Gejolak kehidupan tak henti-hentinya menimpa bangsa Indonesia. Setelah berakhirnya masa demokrasi liberal yang banyak menimbulkan pergolakan dan perpecahan di berbagai daerah, bangsa Indonesia harus diuji lagi dengan masalah-masalah baru, terutama dalam percaturan politik. Bangsa Indonesia harus bekerja keras untuk megembalikan keseimbangan dan stabilitas politik yang buruk pada era 1955 - 1959. Namun hal itu tidak menutup kemungkinan akan terjadi penyimpangan kembali karena pada saat itu perbedaan faham menjadi hal yang wajar.

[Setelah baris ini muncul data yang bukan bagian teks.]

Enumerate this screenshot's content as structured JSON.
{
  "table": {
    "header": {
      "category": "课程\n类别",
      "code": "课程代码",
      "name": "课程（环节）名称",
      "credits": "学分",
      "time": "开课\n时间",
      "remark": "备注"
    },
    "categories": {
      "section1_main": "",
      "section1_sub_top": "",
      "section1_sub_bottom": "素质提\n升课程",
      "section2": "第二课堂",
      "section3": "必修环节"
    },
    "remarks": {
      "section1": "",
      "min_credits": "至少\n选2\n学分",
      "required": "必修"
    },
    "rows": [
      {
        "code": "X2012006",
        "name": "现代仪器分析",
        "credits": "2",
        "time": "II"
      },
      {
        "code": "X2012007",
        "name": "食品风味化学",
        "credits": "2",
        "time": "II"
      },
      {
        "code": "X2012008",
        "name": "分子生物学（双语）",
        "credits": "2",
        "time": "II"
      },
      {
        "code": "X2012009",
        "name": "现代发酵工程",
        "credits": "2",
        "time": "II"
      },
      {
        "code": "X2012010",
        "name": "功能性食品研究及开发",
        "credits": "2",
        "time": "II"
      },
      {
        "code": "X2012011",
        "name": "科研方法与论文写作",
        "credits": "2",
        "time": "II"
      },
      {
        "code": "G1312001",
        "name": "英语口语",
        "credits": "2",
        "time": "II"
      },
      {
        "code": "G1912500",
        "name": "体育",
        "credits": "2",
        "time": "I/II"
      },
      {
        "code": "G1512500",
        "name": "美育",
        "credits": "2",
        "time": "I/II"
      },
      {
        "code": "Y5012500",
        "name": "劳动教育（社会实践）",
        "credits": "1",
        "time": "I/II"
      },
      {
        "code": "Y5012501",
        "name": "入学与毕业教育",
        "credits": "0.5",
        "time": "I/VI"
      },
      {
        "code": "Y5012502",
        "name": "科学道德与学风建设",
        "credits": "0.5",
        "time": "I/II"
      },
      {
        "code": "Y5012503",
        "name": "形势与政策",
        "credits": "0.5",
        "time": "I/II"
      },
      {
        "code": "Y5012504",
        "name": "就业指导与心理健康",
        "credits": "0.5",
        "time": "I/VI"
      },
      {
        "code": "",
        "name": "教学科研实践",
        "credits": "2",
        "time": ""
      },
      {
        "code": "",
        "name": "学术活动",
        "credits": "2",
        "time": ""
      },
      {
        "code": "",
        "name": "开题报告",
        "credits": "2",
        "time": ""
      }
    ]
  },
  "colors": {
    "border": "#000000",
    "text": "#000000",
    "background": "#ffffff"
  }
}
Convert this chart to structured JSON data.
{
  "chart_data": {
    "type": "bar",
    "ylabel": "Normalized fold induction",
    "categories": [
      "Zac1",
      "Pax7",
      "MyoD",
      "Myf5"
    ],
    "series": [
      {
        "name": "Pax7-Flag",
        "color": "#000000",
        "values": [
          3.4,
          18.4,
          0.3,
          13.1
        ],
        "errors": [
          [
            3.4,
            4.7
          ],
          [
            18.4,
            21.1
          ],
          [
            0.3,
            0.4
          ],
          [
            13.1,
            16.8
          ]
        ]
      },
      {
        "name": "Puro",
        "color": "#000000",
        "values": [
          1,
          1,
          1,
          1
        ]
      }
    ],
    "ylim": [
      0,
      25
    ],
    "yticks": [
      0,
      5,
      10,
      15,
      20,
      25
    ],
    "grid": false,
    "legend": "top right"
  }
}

Pada era tersebut, Bangsa Indonesia memulai kiatnya di bidang politik dengan dilaksanakannya pemilu pada tahun 1955 sebagai antisipasi dan upaya pemerintah dalam mengembalikan keseimbangan politik di Indonesia. Namun hasil dari pemilu tahun 1955 tersebut ternyata tidak mampu memecahkan stabilitas politik seperti yang diharapkan. Bahkan muncul perpecahan antara pemerintah pusat dengan beberapa daerah. Hal ini membuat pemerintah berinisiatif untuk membentuk badan yang dinilai mampu membuat UUD baru sebagai pengganti UUD 1950.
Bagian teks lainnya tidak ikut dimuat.